After a surge in gun sales during the pandemic, retailers have been reducing inventory as demand returns to pre-pandemic levels. This is expected to continue into 2023, which will pressure Smith & Wesson's revenue and profits, but this is already reflected in the stock's valuation.

The stock's forward price-to-earnings (P/E) ratio is dirt cheap at 6.1 times this year's earnings estimates. The stock price undershoots the value of the company's long-term earning power, especially its history of generating profits through the cyclical swings in demand.

Smith & Wesson is built to handle adversity. The business is debt-free and holds over $100 million of cash on the books. Even with revenue expected to decline by 32% next year, analysts expect earnings per share to come in at $1.64, which would still put the P/E at a lowish 10. 

To keep profits up during periods of weak demand, the company uses its manufacturing capabilities to serve third parties, including machining and tooling work. This provides extra revenue during periods of lower gun sales. When gun sales increase, it outsources manufacturing to respond quickly to demand, which leads to another boom in profits.

Income investors will love Smith & Wesson's dividend. The stock's decline this year has brought the dividend yield up to 3.08%, or double the S&P 500 average, based on a low payout ratio of just 13%. The low payout means Smith & Wesson has ample room to raise the dividend payment even with lower earnings, which is another indicator that the stock is undervalued and due for a rebound.  

One big-brand stock that's ripe for a comeback

Jeremy Bowman (Nike): Nike has faced its share of challenges in 2022, including bloated inventory levels, COVID-19 lockdowns in China, and a stronger dollar, but they're all short term in nature. That means that after falling 36% year to date in 2022, the stock looks well positioned for a comeback as overall demand for Nike's products is still strong.
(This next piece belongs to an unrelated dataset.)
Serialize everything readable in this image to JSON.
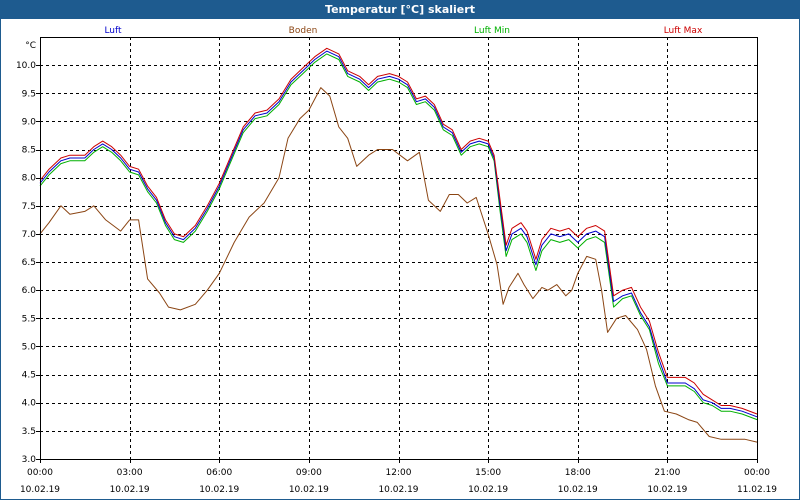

For example, outside of China, every market in Nike's most recent quarter grew currency-neutral revenue by at least 13%, though investors have chosen to focus instead on declining profits, which are a result of the challenges above. The good news is that those issues seem likely to fade in 2023.

In China, for example, there are signs that its zero-COVID policy is weakening. The government said it would lift some restrictions for international travelers, and investors are hopeful that protests can help push the government to take other reopening measures. Nike stock has responded favorably to good news out of China, and it's likely to continue doing so, especially if the economy reopens. 

Efforts to reduce its inventory have also weighed on profits, but those are likely to be completed in the next quarter or two. Inventories were up 44% as of Aug. 31, and the company said on its September earnings call that it was "taking decisive action to clear inventory." This will impact gross margin in the short term, but position the company for long-term growth once it rightsizes its inventory position.

Finally, the U.S. dollar is weakening and the dollar index is on track for its worst performance in a decade in November. If that trend continues into 2023, it will make Nike's international sales more valuable.

Nike is still in a strong competitive position, especially as rival Adidas deals with the fallout from its relationship with Kanye West, but investors are punishing it for short-term headwinds. Once those fade, the sportswear stock could recoup much of its recent losses in 2023.